Outro indício da austeridade deste setor no Brasil é a difícil entrada de grandes escritórios de advocacia estrangeiros, que também estão interessados nas milionárias negociações do mercado doméstico. A legislação não permite que tais escritórios se estabeleçam no país, e nem que seus advogados atuem em nosso mercado. Por isso, eles têm buscado, de forma agressiva, constituir sociedades com escritórios nacionais – abocanhando profissionais das principais bancas por salários interessantes. As entradas mais recentes foram a dos escritórios americanos Mayer Brown (em parceria com o Tauil & Chequer), DLA Piper (associado ao Campos Mello) e o Linklaters (em sociedade com o Lafosse Advogados).

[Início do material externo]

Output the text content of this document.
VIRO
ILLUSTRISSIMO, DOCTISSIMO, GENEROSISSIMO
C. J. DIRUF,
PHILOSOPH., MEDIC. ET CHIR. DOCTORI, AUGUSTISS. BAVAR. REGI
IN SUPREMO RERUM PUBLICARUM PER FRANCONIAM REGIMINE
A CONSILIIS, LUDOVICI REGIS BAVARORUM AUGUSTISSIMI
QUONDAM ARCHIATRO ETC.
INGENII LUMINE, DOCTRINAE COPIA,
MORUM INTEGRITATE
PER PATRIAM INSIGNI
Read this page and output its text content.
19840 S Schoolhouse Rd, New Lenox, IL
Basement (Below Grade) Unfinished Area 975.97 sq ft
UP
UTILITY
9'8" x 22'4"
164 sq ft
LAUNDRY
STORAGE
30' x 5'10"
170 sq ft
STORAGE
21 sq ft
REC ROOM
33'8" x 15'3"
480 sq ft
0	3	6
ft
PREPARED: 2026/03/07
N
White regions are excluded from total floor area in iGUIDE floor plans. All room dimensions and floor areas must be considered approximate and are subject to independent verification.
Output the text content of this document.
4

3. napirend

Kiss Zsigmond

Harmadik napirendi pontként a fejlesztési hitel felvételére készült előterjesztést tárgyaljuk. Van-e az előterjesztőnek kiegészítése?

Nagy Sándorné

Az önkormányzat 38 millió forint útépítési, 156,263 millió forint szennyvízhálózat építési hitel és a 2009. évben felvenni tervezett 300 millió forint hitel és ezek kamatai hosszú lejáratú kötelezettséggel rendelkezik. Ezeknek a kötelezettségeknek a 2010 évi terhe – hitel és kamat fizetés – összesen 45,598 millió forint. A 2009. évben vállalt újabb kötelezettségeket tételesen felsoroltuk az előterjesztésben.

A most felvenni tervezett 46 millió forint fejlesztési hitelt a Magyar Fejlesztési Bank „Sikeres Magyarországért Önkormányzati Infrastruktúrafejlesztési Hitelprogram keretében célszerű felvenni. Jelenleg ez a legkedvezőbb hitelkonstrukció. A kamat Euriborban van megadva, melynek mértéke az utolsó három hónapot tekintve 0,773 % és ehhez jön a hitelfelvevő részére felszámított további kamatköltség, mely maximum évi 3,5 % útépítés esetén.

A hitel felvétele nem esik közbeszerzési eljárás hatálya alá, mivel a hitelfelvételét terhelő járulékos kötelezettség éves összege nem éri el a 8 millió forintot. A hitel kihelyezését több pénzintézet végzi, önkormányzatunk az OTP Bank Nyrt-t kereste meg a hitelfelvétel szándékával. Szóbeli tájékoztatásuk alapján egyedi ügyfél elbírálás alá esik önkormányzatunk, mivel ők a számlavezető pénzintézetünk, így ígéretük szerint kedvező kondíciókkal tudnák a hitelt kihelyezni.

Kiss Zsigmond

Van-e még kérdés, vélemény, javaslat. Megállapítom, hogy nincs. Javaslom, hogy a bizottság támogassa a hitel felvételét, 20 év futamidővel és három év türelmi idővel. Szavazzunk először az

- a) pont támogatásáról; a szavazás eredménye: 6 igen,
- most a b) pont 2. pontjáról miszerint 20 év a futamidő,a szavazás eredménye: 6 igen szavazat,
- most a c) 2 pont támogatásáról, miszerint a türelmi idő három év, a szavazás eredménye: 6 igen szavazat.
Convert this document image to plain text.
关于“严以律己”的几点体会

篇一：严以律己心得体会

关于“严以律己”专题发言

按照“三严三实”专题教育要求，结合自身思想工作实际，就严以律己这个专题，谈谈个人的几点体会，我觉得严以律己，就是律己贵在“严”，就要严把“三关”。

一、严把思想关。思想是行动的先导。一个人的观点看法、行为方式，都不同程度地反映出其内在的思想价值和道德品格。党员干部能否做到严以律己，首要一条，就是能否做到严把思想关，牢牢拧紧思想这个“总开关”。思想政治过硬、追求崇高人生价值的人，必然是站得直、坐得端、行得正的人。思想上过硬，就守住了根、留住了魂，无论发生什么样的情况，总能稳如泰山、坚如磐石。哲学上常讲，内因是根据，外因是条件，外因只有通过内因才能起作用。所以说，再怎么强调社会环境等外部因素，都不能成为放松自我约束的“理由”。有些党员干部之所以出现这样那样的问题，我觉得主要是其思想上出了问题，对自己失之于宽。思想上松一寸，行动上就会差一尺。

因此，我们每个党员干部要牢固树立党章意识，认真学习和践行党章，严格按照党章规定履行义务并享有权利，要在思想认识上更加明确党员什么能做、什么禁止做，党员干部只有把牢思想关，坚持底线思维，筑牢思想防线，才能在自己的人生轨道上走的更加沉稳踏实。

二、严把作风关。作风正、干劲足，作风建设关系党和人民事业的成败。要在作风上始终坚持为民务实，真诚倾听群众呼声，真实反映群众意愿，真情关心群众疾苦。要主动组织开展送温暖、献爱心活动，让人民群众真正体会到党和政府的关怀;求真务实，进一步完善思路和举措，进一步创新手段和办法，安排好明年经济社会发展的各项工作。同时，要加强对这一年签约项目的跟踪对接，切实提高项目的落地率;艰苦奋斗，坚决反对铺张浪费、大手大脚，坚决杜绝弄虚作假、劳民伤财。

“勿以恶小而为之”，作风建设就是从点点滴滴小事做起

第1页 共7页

A chegada imponente assustou os escritórios brasileiros sobretudo pelo temor de que, para ganhar mercado, os estrangeiros apliquem taxas inferiores àquelas praticadas no mercado nacional. “Eles fizeram isso na Espanha e isso gerou uma redução grande no número de escritórios nacionais”, relembra um advogado associado a um escritório com sede em São Paulo. Em outros casos, como o do escritório americano Milbank, a chegada no mercado não se deu por meio de associação, e sim pela abertura de uma filial no país apenas com advogados brasileiros. Tais bancas poderão ser, inclusive, uma nova opção de entrada para jovens advogados estrangeiros dispostos a migrar para os trópicos.